Sungai Yangtze atau Yangtze Jiang, sekitar 3.915 mil, bermata air di Dataran Tinggi Tibet Utara (wilayah Qinghai) dan bermuara di Laut China Timur, selama ribuan tahun telah melimpahkan manfaat bagi peradaban. Sebagai sumber air, irigasi, sanitasi, transportasi, industri, sebagai marka wilayah dan peperangan.
Kegiatan ekonomi yang ditopang oleh Yangtze Jiang memberikan kontribusi 20% GDP China. Three Gorges Dam di Yangtze merupakan pusat hydro-electric power terbesar di dunia.
“… Membiasakan diri bercermin, selalu melakukan evaluasi diri, sigap membuka hati dan pikiran menerima perspektif baru, dapat menyelamatkan kita dari ancaman terjerembab ke dalam kubangan kehidupan.”
Sungai Amazon, 4000 mil, berhulu di Pegunungan Andes dan bermuara di pantai timur laut Brazil, Samudera Atlantik. Amazon mengalirkan energi membangun kehidupan di Peru, Bolivia, Venezuela, Colombo, Ecuador, dan Brazil.
Simaklah sungai-sungai besar di wilayah Anda, semua lazimnya telah menjadi bagian –dan penopang– perkembangan ekonomi, sosial, dan budaya kawasan-kawasan yang dilewatinya.
Itu bedanya sungai dengan rawa-rawa.
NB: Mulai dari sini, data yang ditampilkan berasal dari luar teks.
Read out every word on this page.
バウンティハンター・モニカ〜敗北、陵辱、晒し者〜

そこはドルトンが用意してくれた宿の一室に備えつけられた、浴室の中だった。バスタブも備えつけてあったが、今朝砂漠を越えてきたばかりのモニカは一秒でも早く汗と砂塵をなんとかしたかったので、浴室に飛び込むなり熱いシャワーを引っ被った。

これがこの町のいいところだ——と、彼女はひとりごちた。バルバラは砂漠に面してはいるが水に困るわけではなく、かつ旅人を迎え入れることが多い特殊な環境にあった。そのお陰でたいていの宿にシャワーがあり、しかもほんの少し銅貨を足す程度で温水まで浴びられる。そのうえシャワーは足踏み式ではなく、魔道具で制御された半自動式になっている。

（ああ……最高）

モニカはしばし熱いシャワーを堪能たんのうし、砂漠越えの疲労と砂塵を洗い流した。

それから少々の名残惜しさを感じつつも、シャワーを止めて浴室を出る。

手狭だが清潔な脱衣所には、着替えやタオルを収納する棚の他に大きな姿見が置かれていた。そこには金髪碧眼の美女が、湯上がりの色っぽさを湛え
Sungai mengalirkan kehidupan. Sedangkan rawa-rawa nyaris selalu menjadi potret teritori yang terbengkalai, muram, tidak menjanjikan kegairahan hidup, bahkan di beberapa wilayah jadi tempat bersembunyi predator. Rawa-rawa menggambarkan hidup yang stagnan.
Sungai memiliki batas-batas yang jelas, kendati berkelok-kelok dan sesekali meluap, tetap selalu memperoleh air segar dari hulu dan memiliki outlet untuk dimanfaatkan mengolah dan mengembangkan kehidupan.
Sedangkan rawa-rawa sulit ditentukan batas-batasnya, menjadi genangan yang tidak mendapatkan air segar, kecuali saat hujan yang di sejumlah wilayah sangat jarang, dan airnya pun tidak tersalurkan pula dengan baik untuk manfaat.
Rawa-rawa sering dipakai untuk menggambarkan golongan manusia yang sulit atau cenderung menolak masukan-masukan dari pihak lain, menampik perspektif baru untuk meningkatkan value diri mereka.
Bisa saja mereka bergelar sarjana, berpakaian mengikuti mode terakhir, menggunakan gadget keren, tapi perilakunya kurang terpuji. Jiwanya mengalami stagnasi, sulit sekali bekerja sama untuk memperbaiki kinerja organisasi – bahkan ada yang berperilaku destruktif. Mereka seperti hidup tanpa nilai dan tujuan jelas, perilaku mereka akhirnya malah jadi predator bagi benih-benih kebaikan.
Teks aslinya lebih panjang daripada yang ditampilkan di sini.